Rescued cows live out their days in clover

Paul Oswald (right) and Reinhold Zepf with one of their old ladies

Half a dozen old cows graze peacefully on a small farm in eastern Switzerland, unaware of how lucky they have been to escape the slaughterhouse.

This content was published on August 3, 2004 minutes

They are benefiting from a unique partnership between animal rights groups and farmers to provide a home for cows past their prime.

Kassja, Sara and friends continue to chew the cud in the shade of the farm’s apple trees, unbothered by the cameras and microphones.

They have been the focus of numerous stories in the Swiss press since Kassja became the first Swiss cow to have been granted a stay of execution and allowed to live to a ripe old age on a retirement farm.

Kassja was saved at the last moment when a teacher and his primary school pupils visiting her farm near Schaffhausen learned of her fate.

Charmed by her friendly nature, the teacher bought Kassja but not knowing what to do with a cow, promptly contacted the regional animal rights organisation for advice.

Long live the cow

What resulted was the Viva la Vacca (long live the cow) project, a sort of animal-friendly clearinghouse for unwanted bovines.

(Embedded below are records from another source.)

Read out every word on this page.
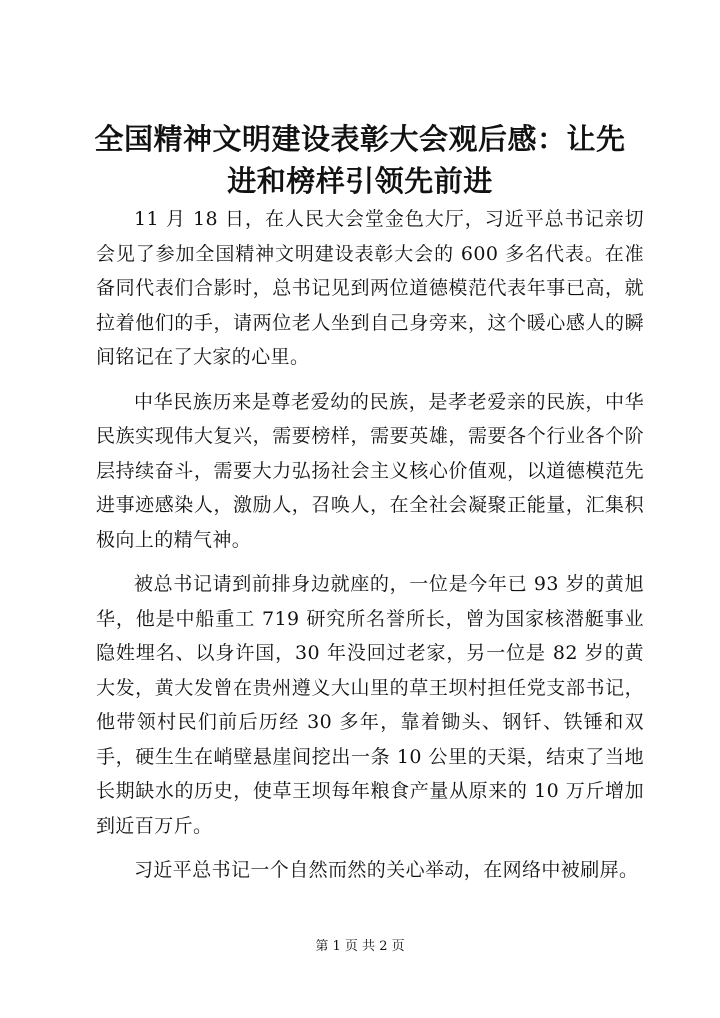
全国精神文明建设表彰大会观后感：让先进和榜样引领先前进

11 月 18 日，在人民大会堂金色大厅，习近平总书记亲切会见了参加全国精神文明建设表彰大会的 600 多名代表。在准备同代表们合影时，总书记见到两位道德模范代表年事已高，就拉着他们的手，请两位老人坐到自己身旁来，这个暖心感人的瞬间铭记在了大家的心里。

中华民族历来是尊老爱幼的民族，是孝老爱亲的民族，中华民族实现伟大复兴，需要榜样，需要英雄，需要各个行业各个阶层持续奋斗，需要大力弘扬社会主义核心价值观，以道德模范先进事迹感染人，激励人，召唤人，在全社会凝聚正能量，汇集积极向上的精气神。

被总书记请到前排身边就座的，一位是今年已 93 岁的黄旭华，他是中船重工 719 研究所名誉所长，曾为国家核潜艇事业隐姓埋名、以身许国，30 年没回过老家，另一位是 82 岁的黄大发，黄大发曾在贵州遵义大山里的草王坝村担任党支部书记，他带领村民们前后历经 30 多年，靠着锄头、钢钎、铁锤和双手，硬生生在峭壁悬崖间挖出一条 10 公里的天渠，结束了当地长期缺水的历史，使草王坝每年粮食产量从原来的 10 万斤增加到近百万斤。

习近平总书记一个自然而然的关心举动，在网络中被刷屏。

第 1 页 共 2 页
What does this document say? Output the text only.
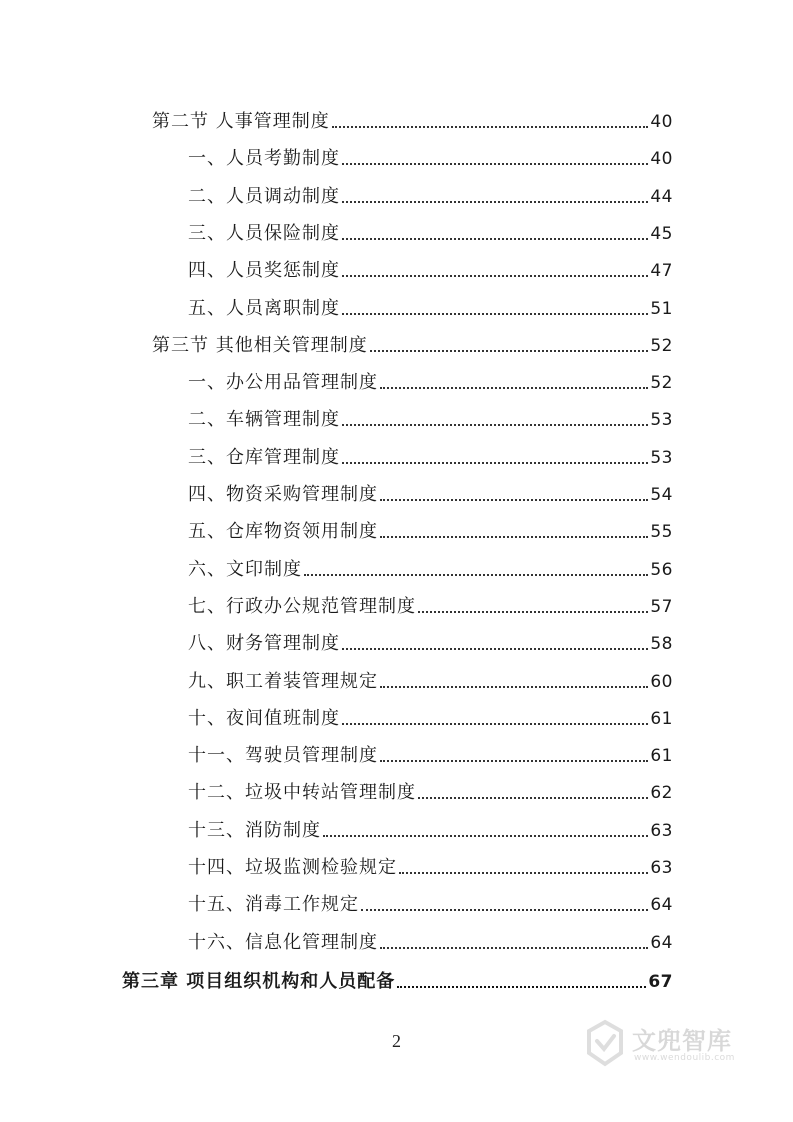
第二节 人事管理制度	40
一、人员考勤制度	40
二、人员调动制度	44
三、人员保险制度	45
四、人员奖惩制度	47
五、人员离职制度	51
第三节 其他相关管理制度	52
一、办公用品管理制度	52
二、车辆管理制度	53
三、仓库管理制度	53
四、物资采购管理制度	54
五、仓库物资领用制度	55
六、文印制度	56
七、行政办公规范管理制度	57
八、财务管理制度	58
九、职工着装管理规定	60
十、夜间值班制度	61
十一、驾驶员管理制度	61
十二、垃圾中转站管理制度	62
十三、消防制度	63
十四、垃圾监测检验规定	63
十五、消毒工作规定	64
十六、信息化管理制度	64
第三章 项目组织机构和人员配备	67
2	文兜智库
www.wendoulib.com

The animal rights society finds farm homes for cows past their productive age and sponsors willing to fund their keep.

“The cow owners contact us because they have an animal they don’t want to see slaughtered,” says Reinhold Zepf, president of the society and the driving force behind Viva la Vacca.

“Many of the sponsors are from cities and towns, but they grew up on farms and so they have a soft spot for animals,” Zepf continues.

About a dozen cows have already benefited from the project and half of them, including Kassja, now live undisturbed on the farm of Paul Oswald in the hamlet of Sommeri, west of St Gallen.

Oswald is paid SFr200 ($160) a cow each month but he says that is only enough to cover his costs.

Bear fruit

“We were just about to give up our small dairy operation when we heard about the project,” says Oswald, who now makes a living from his extensive apple orchards.

“We were interested in getting involved since we’ve always liked animals,” he continues.

However, Oswald has been criticised by some of his peers who are uneasy about his decision to side with animal rights organisations, which are seen as a thorn in the side of farmers for demanding more humane treatment of livestock.

“They say the sponsors’ money would be better spent on starving children in Africa,” Oswald says.

“But they are also envious since they think we are making money for doing next to nothing, while they have their hands full with their dairy farms.”


But Oswald does not think Viva la Vacca will be able to rescue many old cows from the slaughterhouse.

“Even though butchers only pay between SFr300 and SFr800 for a cow, that’s money farmers can’t afford to do without,” Oswald explains.

“That’s why they are not willing to hand over animals which have faithfully given milk for years, even if the alternative is the slaughterhouse.”

The few farmers who could not bear to see their cows killed often come to visit the elderly beasts.

“They tell me how their cow produced over 10,000 litres of milk, and gave birth to ten calves, or how their animal was affectionately known as the village cow, since it was taken along to every event in the community.”

Reinhold Zepf says he is surprised that there has not been a project like Viva la Vacca before.

Swiss icon

“Cows are cultural icons in Switzerland,” Zepf says. “The cow is omnipresent in the naïve art of the Appenzell region and even in Zurich or Bern, where you see cow motifs in shop windows everywhere.”

Zepf believes the project creates only winners, yet he realises that Viva la Vacca has limited scope.

“Someone once told me there are maybe twice as many cows in Switzerland as people. He wanted to know if we wanted to care for every cow in the country – what a question!”

swissinfo, Dale Bechtel in Sommeri

In brief

Founded in 2002, Viva la Vacca finds farms for old cows whose owners don’t want them to be slaughtered.

Sponsors are sought to pay for their keep.

There are currently 12 cows benefiting from the project, distributed among three farms in eastern Switzerland.

Each “retired” cow costs SFr200 ($160) a month to keep.